E.  Democratic merit group

This project seeks to explore how traditional concepts of merit can be redesigned and expanded to incorporate merit that is not recognized in traditional frameworks (i.e. standardized test scores and GPAs) and that will connect selection to universities’ public mission.  To accomplish this objective, the project will examine emerging frameworks designed to prompt rethinking of the role of merit in higher education, and how those frameworks are effectively translated into practice.  Several different concepts designed to expand the current conception of merit in higher education have emerged, including democratic merit, institutional citizenship, the opportunity agenda, and affirmative capabilities.  The study will identify the range of frameworks designed to connect universities to their public mission, explore how these frameworks are perceived by different audiences, and identify a group of actors in different domains who are positioned to employ those frameworks to shift public discourse and institutional practice about merit.  This study will identify public intellectuals, researchers, practitioners, and activists who are involved in creatively rethinking approaches to merit.  Through interviews and document review, the study will examine the prevailing framework for defining merit, explore how it can be reframed, and identify important participants in this work to collaborate in this effort.

Researchers last year conducted interviews that have generated a range of perspectives and questions that will help the project leadership flesh out the contours of the democratic merit concept, identify the aspects of the concept that need further development, identify related frameworks and language that share the values and orientation of democratic merit, and identify the leverage points and roles positioned to advance democratic merit as a framework and practice.  That research explored the following questions:

What are the conceptions of democracy that democratic inform the project of reconnecting universities to their public missions?  How does democracy relate to universities’ public mission?  What does a democratic space look like in the context of a university?  What are the narratives that tell this different story of the relationship between democracy and merit? 

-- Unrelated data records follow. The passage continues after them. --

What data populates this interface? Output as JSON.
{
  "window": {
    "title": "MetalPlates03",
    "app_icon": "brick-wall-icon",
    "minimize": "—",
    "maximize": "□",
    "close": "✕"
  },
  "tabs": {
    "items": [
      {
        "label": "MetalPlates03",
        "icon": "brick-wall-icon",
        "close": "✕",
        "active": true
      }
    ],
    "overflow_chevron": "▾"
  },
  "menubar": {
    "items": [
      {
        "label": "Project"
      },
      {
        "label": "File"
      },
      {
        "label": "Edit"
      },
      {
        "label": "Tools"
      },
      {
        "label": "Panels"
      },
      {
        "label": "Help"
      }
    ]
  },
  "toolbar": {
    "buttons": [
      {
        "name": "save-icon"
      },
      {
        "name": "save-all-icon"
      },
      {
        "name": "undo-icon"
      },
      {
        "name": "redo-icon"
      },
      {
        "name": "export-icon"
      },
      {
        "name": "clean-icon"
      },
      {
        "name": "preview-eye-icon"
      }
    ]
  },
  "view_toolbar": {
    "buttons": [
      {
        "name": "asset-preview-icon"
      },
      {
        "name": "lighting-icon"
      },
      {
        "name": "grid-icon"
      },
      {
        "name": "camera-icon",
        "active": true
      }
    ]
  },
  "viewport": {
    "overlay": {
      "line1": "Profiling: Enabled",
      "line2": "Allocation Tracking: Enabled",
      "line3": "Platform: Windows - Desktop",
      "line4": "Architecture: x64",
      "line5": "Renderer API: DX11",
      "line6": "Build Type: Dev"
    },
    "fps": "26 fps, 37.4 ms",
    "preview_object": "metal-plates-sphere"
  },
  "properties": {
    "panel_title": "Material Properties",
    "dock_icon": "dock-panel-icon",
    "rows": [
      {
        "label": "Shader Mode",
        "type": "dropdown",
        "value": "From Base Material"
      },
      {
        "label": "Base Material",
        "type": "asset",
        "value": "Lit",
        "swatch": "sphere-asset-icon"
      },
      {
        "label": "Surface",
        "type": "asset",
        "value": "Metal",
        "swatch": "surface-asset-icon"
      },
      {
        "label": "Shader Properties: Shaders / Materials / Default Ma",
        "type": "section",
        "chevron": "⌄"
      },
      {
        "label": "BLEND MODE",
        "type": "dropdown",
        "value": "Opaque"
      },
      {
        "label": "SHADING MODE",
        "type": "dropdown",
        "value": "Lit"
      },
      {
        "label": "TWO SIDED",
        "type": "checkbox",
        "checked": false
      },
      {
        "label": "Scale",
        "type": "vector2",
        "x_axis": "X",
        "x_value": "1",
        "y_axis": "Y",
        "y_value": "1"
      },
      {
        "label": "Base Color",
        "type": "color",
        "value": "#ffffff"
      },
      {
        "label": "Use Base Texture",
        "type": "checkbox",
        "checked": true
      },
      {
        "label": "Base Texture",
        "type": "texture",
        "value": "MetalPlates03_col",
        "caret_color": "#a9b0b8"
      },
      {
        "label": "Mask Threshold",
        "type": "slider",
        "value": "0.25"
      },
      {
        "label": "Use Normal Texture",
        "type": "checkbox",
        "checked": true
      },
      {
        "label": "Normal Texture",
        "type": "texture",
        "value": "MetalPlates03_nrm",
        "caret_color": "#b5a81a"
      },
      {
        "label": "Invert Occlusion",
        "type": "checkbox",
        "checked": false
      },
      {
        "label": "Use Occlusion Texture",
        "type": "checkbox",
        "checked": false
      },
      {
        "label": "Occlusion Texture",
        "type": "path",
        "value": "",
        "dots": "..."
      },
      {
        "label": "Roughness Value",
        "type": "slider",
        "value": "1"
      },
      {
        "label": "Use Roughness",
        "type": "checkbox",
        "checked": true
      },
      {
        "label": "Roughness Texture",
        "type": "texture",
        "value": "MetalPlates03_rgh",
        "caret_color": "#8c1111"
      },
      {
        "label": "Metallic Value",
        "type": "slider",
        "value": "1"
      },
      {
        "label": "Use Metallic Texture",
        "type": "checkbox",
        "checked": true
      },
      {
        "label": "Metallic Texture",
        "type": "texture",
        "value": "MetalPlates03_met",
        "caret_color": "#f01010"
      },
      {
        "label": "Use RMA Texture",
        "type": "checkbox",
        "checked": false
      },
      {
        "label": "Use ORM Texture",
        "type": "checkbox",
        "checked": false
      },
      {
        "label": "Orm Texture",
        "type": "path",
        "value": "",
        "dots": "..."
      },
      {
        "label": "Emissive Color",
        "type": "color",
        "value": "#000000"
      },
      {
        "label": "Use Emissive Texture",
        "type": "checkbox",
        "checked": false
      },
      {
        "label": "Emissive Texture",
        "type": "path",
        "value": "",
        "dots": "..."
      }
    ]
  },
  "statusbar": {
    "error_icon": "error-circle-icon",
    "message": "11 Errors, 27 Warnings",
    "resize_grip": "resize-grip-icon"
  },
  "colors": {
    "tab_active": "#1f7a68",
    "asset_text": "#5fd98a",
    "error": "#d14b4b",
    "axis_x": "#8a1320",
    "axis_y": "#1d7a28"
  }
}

  • How does the project of rethinking merit relate to diversity and inclusion?  
  • Where are the locations where the shift toward democratic merit can occur?  How do admissions and hiring get connected to rethinking the values and goals of education and research?
  • What is the relationship between traditional and democratic approaches to merit, both conceptually and as a strategic concern?

 

Common features of all projects:

  1. They undertake to address structural inequality, but link that to a larger vision or goal of the university.
  2. They employ collaboration and multi-pronged approaches.
  3. They address issues of institutional culture
  4. They are leveraged within larger networks and communities of practice
  5. They are inventing or redesigning roles to enable innovation.
  6. They are about enhancing mobility, developing capacity and enhancing mobility
  7. They connect the individual and the systemic levels.
  8. They require and connect to new forms of public policy, advocacy and regulation.